Effects of Compulsions
Like obsessions, the effects of compulsions may include depression and consistent anxiety. These conditions may have significant negative results on an individual’s school, work, or personal relationships with loved ones.6
Addiction vs Compulsion
Compulsions are repetitive actions that individuals take to reduce the anxiety that is linked to obsessions. Addiction may also occur due to the need for suppressing anxiety. Hence, addiction and compulsion are related because they are both for eliminating discomfort.
There’s a strong connection between OCD and drug use disorder or addiction. According to the Journal of Anxiety Disorders, over a quarter of individuals needing OCD care have a substance use disorder. People who first develop symptoms of OCD as young adults tend to develop an addiction.7
How Taking an OCD Test Could Benefit You
In many people, obsessions and compulsions can take different forms due to the variation in severity. It is essential to undergo the necessary test, especially when the symptoms are evident. One of the significant ways in which taking an OCD test can benefit you is by instilling awareness for an immediate OCD treatment. If you ignore the signs and symptoms, they may become more severe.
Treatment for OCD and Addiction
For a proper treatment of OCD and drug addiction after OCD test or diagnosis, here are some reliable techniques:
- Dual Diagnosis: This OCD treatment procedure involves managing both OCD and addiction as co-occurring conditions. A licensed professional may recommend certain medications and building a strong support network.

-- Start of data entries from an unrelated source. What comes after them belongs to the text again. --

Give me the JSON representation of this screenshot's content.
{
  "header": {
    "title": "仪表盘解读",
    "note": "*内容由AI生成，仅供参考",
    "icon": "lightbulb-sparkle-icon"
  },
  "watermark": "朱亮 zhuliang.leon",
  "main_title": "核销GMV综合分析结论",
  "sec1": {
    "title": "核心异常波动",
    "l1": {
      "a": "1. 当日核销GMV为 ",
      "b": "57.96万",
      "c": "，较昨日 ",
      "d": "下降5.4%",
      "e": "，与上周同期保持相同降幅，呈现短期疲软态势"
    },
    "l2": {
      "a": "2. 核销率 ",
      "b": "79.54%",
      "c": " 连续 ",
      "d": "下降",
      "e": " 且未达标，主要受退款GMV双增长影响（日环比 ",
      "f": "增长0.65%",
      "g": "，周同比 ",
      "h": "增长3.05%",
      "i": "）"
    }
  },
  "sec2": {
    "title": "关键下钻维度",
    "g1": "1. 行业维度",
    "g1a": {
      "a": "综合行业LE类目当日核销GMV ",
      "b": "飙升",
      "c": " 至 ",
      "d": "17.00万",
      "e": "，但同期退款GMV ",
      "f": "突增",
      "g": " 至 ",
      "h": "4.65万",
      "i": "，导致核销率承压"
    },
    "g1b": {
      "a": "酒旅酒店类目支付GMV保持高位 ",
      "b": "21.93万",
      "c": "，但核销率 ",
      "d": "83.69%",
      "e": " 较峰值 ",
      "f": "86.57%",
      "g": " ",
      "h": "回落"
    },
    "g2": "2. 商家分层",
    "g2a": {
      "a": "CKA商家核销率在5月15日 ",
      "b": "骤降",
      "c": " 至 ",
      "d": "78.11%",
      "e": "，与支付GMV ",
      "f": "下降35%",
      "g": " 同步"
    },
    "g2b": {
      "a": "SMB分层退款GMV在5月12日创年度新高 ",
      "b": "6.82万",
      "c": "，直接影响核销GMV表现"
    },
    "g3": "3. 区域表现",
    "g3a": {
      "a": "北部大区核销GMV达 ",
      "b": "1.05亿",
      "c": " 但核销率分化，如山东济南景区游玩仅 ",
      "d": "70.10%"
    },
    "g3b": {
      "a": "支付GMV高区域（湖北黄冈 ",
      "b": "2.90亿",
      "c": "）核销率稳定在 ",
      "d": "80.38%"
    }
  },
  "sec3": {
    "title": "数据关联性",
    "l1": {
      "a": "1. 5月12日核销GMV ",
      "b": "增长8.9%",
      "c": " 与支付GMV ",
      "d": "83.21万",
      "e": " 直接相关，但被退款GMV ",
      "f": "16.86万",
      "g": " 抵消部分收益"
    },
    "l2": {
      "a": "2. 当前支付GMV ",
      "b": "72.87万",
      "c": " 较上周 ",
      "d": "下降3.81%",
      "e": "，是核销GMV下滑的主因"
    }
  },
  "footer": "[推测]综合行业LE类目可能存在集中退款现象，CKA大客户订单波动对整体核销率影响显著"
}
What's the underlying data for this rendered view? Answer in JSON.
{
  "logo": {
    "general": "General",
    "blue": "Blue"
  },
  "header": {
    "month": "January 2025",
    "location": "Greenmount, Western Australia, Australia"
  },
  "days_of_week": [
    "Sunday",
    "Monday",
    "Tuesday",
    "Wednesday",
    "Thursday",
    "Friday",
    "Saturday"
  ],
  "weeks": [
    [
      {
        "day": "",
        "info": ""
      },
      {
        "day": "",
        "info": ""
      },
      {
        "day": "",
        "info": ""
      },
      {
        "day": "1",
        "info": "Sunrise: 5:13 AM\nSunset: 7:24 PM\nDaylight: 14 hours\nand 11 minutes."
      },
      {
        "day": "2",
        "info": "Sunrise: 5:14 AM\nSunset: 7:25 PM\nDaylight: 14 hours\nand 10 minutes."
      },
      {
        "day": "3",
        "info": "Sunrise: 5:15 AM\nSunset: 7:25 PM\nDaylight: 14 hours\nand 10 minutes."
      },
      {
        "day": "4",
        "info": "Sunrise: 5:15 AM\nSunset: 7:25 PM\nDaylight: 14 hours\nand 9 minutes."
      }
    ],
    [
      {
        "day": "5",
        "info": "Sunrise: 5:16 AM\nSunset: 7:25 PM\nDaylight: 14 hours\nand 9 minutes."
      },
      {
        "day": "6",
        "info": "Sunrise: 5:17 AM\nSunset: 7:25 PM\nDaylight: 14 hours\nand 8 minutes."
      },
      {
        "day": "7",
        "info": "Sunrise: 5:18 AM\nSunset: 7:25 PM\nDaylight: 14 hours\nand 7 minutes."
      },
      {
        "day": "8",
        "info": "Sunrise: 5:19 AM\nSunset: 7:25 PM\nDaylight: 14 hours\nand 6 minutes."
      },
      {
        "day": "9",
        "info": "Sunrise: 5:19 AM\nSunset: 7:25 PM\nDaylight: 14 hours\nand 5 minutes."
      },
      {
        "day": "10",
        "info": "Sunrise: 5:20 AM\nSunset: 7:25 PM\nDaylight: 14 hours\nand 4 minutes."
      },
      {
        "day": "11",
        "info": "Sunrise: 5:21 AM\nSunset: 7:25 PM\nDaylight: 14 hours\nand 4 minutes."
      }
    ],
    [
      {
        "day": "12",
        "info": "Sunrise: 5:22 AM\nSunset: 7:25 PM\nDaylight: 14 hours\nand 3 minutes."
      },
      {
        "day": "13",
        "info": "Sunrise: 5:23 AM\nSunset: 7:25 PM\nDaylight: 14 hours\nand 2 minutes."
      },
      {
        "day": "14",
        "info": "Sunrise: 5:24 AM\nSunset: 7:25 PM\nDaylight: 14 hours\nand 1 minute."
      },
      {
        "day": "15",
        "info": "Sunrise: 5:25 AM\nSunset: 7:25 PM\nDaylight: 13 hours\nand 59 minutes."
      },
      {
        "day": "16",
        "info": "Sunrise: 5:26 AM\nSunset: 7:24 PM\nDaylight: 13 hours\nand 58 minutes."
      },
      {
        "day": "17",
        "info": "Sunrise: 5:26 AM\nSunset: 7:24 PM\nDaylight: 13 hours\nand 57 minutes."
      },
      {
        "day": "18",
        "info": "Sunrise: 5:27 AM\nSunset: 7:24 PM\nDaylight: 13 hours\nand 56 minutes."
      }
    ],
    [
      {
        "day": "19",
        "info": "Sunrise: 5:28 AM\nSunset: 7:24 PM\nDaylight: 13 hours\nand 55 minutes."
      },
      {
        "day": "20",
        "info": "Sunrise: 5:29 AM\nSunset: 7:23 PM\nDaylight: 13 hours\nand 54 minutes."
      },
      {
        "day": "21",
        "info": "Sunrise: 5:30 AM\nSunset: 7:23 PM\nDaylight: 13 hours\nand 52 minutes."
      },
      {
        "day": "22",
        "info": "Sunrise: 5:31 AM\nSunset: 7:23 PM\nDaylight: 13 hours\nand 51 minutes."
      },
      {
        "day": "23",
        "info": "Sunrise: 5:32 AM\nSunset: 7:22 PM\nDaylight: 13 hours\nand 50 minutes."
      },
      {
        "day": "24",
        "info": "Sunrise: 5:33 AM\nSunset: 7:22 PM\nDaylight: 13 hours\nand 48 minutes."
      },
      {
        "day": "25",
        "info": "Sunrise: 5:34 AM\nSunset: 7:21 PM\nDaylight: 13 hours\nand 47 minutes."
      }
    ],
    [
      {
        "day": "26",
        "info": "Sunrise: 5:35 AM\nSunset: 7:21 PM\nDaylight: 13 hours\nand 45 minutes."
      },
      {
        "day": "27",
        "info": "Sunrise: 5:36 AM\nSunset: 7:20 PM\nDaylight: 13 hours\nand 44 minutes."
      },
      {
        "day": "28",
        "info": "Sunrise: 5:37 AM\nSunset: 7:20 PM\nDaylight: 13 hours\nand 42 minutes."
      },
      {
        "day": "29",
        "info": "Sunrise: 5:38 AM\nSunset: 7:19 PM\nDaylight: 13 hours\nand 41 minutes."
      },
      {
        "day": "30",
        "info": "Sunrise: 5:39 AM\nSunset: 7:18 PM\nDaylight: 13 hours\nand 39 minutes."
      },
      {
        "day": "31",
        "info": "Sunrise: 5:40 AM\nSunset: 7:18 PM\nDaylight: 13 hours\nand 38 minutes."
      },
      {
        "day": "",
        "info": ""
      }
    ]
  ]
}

- Medication: Licensed health professionals may recommend antidepressants in treating OCD and addiction. These drugs balance the neurotransmitters that influence mood and emotions. A significant example of this drug is selective serotonin reuptake inhibitors (SSRIs).8
- Impatient/Outpatient: The impatient recovery is also called residential treatment and it requires the individual to manage himself in a controlled environment. Unlike inpatient treatment, outpatient involves services that individuals receive when they are not in the hospital. Note that the inpatient treatment programs are typically for the most severe OCD cases.
- Relapse Prevention (RP): RP is a type of cognitive-behavioral therapy (CBT) that ensures patients have fewer relapses in the recovery process of OCD and drug addiction. It teaches individuals to anticipate triggering scenarios and the steps to coping with these scenarios.
Obsessive compulsive disorder requires early diagnosis and treatment. With an OCD test, individuals can discover the need for recovery and obtaining substantial relief from the symptoms. Note that it’s essential to follow the doctor’s prescription or treatment technique for OCD and drug addiction. Self-medication is strongly discouraged.